In a turn of events that surprised absolutely no one, EA has finally announced the fate of Star Wars: The Old Republic. EA’s most expensive disaster in history is going Free-To-Play this fall. This news comes after the subscriber total dropped drastically earlier this year. When contacted for the official number of current subscribers, EA were hesitant to give it, but assured us that the subscriber count is currently “well over” 500,000. That’s a number no MMO wants to be remotely close to.
“Players want flexibility and choice. The subscription-only model presented a major barrier for a lot of people who wanted to become part of The Old Republic universe,” said Matthew Bromberg, GM of BioWare Austin. The barrier he’s referring to, of course, is paying a monthly subscription for a single player game.

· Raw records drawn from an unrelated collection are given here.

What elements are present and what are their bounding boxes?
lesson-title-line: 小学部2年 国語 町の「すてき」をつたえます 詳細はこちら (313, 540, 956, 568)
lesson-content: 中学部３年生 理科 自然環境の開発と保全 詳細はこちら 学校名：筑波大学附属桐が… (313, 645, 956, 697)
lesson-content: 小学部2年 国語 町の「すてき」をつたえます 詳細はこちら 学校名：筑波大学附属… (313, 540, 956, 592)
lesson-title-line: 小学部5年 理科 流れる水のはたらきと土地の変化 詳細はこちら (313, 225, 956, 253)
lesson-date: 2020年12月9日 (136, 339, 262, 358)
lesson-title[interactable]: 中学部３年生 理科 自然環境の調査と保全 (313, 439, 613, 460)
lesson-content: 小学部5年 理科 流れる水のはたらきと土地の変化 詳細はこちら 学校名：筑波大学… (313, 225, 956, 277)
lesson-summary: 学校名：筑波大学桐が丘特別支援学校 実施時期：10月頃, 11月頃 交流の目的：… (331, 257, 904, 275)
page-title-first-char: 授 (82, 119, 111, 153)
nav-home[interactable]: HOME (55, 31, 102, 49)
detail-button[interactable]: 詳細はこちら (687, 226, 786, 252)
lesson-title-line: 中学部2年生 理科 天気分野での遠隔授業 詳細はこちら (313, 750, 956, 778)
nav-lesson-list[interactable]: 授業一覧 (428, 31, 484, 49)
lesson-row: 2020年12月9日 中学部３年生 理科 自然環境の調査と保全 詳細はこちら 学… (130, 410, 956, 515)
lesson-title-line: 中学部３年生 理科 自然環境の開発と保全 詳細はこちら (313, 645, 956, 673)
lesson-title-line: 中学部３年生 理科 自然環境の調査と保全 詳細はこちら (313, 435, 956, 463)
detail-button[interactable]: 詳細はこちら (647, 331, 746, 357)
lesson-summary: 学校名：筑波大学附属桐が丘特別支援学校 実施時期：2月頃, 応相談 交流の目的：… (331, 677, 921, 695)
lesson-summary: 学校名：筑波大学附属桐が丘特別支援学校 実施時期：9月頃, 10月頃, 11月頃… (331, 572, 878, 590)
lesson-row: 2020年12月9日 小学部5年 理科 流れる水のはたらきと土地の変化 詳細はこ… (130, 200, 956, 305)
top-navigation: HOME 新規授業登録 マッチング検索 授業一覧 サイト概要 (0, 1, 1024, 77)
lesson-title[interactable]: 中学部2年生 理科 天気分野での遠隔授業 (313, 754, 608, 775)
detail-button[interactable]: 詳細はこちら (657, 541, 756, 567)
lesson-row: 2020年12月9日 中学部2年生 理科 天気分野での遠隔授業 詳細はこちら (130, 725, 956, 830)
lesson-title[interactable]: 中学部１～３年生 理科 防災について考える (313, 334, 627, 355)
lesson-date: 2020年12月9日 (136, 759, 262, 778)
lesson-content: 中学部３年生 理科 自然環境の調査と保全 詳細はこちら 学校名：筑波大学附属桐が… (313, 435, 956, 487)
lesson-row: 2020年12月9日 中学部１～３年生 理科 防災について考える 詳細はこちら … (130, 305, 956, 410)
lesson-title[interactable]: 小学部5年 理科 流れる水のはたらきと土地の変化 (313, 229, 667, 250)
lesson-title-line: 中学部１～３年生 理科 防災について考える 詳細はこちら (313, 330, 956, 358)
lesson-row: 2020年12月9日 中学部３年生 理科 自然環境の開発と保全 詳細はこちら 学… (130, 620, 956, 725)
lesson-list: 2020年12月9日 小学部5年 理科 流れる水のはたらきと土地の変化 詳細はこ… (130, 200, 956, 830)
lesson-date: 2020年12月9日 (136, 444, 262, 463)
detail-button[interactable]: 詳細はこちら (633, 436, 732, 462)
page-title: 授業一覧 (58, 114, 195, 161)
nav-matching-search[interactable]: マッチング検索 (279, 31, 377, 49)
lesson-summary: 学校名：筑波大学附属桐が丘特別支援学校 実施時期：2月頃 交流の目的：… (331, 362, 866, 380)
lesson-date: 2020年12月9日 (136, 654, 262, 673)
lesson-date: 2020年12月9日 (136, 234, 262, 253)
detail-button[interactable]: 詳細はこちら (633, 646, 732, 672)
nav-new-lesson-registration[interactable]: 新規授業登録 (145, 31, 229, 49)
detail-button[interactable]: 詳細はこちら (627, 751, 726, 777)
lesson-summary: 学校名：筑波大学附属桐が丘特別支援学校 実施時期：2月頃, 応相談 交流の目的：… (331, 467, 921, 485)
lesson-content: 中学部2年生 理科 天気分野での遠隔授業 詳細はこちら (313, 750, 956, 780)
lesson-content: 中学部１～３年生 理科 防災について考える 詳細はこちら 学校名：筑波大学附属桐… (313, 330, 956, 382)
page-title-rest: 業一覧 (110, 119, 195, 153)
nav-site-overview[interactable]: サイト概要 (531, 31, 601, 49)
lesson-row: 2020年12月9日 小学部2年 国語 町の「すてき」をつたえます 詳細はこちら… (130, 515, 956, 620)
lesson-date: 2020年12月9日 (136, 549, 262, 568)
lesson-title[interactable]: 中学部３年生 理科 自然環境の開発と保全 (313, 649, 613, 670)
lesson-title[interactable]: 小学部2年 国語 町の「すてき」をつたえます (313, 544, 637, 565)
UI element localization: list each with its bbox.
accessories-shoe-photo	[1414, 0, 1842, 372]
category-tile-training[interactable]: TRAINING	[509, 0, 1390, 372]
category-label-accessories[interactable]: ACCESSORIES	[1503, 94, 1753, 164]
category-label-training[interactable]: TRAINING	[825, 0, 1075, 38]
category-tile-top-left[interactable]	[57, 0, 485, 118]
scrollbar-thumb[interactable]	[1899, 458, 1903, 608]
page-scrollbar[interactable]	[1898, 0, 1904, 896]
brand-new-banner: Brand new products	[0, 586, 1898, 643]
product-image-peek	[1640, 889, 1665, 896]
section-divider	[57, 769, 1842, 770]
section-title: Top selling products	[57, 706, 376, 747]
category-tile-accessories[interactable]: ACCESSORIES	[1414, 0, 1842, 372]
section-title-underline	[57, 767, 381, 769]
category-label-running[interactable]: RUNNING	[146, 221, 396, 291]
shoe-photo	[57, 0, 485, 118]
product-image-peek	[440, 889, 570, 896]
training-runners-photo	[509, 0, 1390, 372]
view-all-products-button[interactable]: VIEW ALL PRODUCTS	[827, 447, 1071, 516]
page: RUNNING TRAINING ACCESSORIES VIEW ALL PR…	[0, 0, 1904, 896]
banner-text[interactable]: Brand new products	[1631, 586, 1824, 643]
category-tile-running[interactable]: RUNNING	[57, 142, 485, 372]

Starting sometime this fall, Bioware will offer both Free-To-Play and Subscription-based options for players of the Star Wars MMO that should have been the chosen one, but fell flat of everyone’s expectations.
The differences between the two play options are what you would expect from a MMO going the Free-To-Play route. Bioware will be adding special currency to the game, which may be acquired with real world money, and it is required to unlock new content and special features. More on the two options can be read below.
Subscription – A service designed for players who want unrestricted access to all the game features via ongoing subscription or by redeeming a Game Time Card. In addition to gaining access to all game content as our current subscribers do now; subscribers will receive ongoing monthly grants of Cartel Coins, the new virtual currency that will be introduced later this fall. Cartel Coins can be used to purchase valuable in-game items including customizable gear and convenience features that will enhance the game play experience.
Free-To-Play – The first 50 levels will be Free-to-Play, with restrictions on access to new content and advanced player features. Some restrictions can be “unlocked” with Cartel Coins.
I think the change from subscription to Free-To-Play was the smartest thing EA could do to this game. Believe it or not I loved playing it when it first came out, but the numerous faults quickly surfaced during my time in the lifeless world Bioware had created. If going Free-To-Play will breathe new life into the Star Wars universe I desperately want to inhabit, I’ll be willing to give Star Wars: The Old Republic another chance.